Andrew Simmons, chief executive of the Hertfordshire Connexions Partnership, predicts difficulties will arise not least because of cross-boundary issues as young people move between localities.

He has concerns about the “carrot and stick” approach and questions whether you could legally prevent a young person using the money their gran had given them for positive activities by suspending their card.

Withdrawing monthly subsidies that only disadvantaged children were entitled to in the first place would also raise questions around equality, Simmons warns.

From positive activities to positive futures
Bexley Positive Futures is a football-based social inclusion programme in south-east London.

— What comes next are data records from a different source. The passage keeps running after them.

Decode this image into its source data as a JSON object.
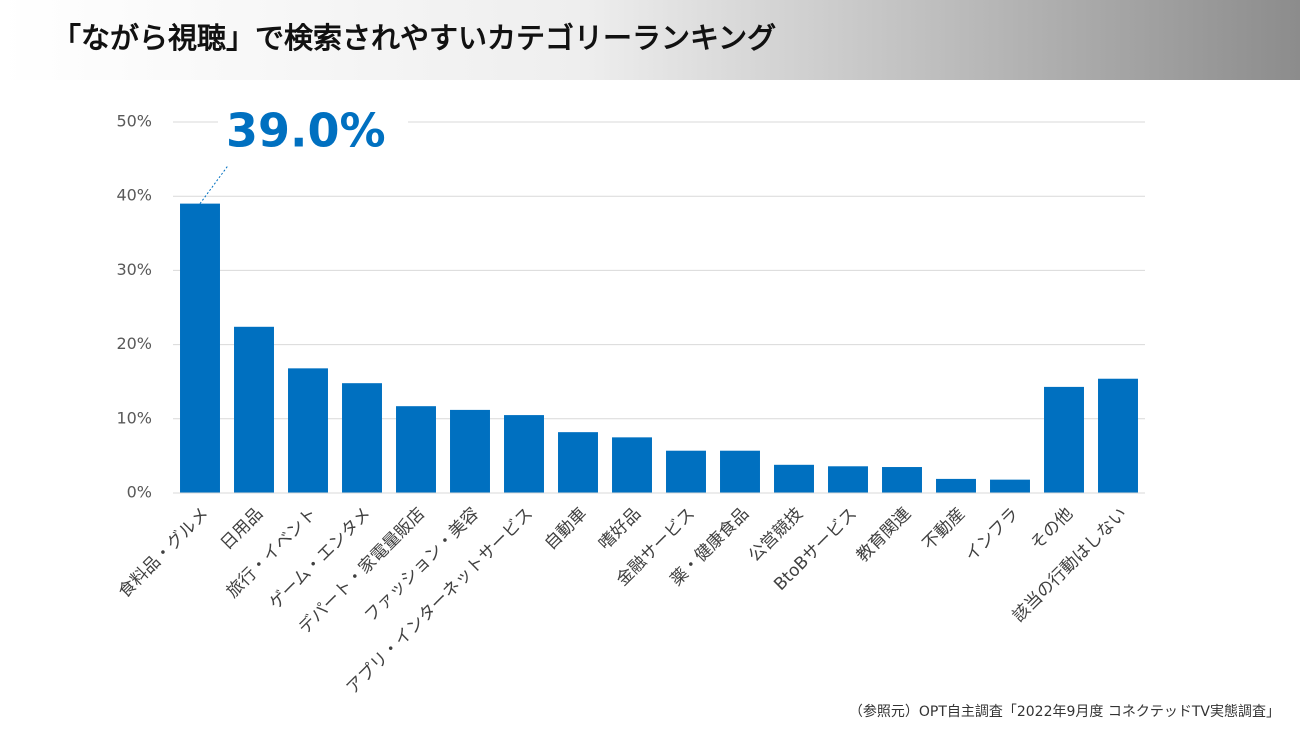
{
  "chart_data": {
    "type": "bar",
    "title": "「ながら視聴」で検索されやすいカテゴリーランキング",
    "categories": [
      "食料品・グルメ",
      "日用品",
      "旅行・イベント",
      "ゲーム・エンタメ",
      "デパート・家電量販店",
      "ファッション・美容",
      "アプリ・インターネットサービス",
      "自動車",
      "嗜好品",
      "金融サービス",
      "薬・健康食品",
      "公営競技",
      "BtoBサービス",
      "教育関連",
      "不動産",
      "インフラ",
      "その他",
      "該当の行動はしない"
    ],
    "values": [
      39.0,
      22.4,
      16.8,
      14.8,
      11.7,
      11.2,
      10.5,
      8.2,
      7.5,
      5.7,
      5.7,
      3.8,
      3.6,
      3.5,
      1.9,
      1.8,
      14.3,
      15.4
    ],
    "value_labels": [
      "39.0%",
      null,
      null,
      null,
      null,
      null,
      null,
      null,
      null,
      null,
      null,
      null,
      null,
      null,
      null,
      null,
      null,
      null
    ],
    "color": "#0070c0",
    "ylim": [
      0,
      50
    ],
    "yticks": [
      {
        "value": 0,
        "label": "0%"
      },
      {
        "value": 10,
        "label": "10%"
      },
      {
        "value": 20,
        "label": "20%"
      },
      {
        "value": 30,
        "label": "30%"
      },
      {
        "value": 40,
        "label": "40%"
      },
      {
        "value": 50,
        "label": "50%"
      }
    ],
    "grid": true,
    "source": "（参照元）OPT自主調査「2022年9月度 コネクテッドTV実態調査」"
  }
}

It is delivered by Charlton Athletic Community Scheme in partnership with the local safety neighbourhood police teams, the Metropolitan police, the local youth service and youth offending team, Connexions, and the community safety partnership council.

It is part of the Home Office-run Positive Futures scheme, a national sport-based social inclusion programme with 108 projects in deprived areas of England and Wales.

Bexley officer Marc Leckie explains that Connexions staff, youth workers and police community support officers come along to football training sessions to be on hand before and after to talk to young people, get to know them and offer advice. “We target areas where provision is low, where there are no real facilities or nothing open and running late at night,” Leckie says. “We take the staff to them.”

There is also a focus on personal development. To date, Bexley Positive Futures has helped over 30 young people qualify as a level one assistant football coach.

One of those, 16-year-old Steve Aarons, explains how he got to know Marc through football then asked him to help him get onto coaching training.

“I did a week’s trial on a voluntary basis to make sure I was reliable. I turned up on time every day. So Marc said he had known me for ages and could trust me and got me onto my coaching course. He really has helped me. I’ve been talking to him recently about doing my level 2 once I turn 17, and eventually I hope to become a fully-qualified coach.”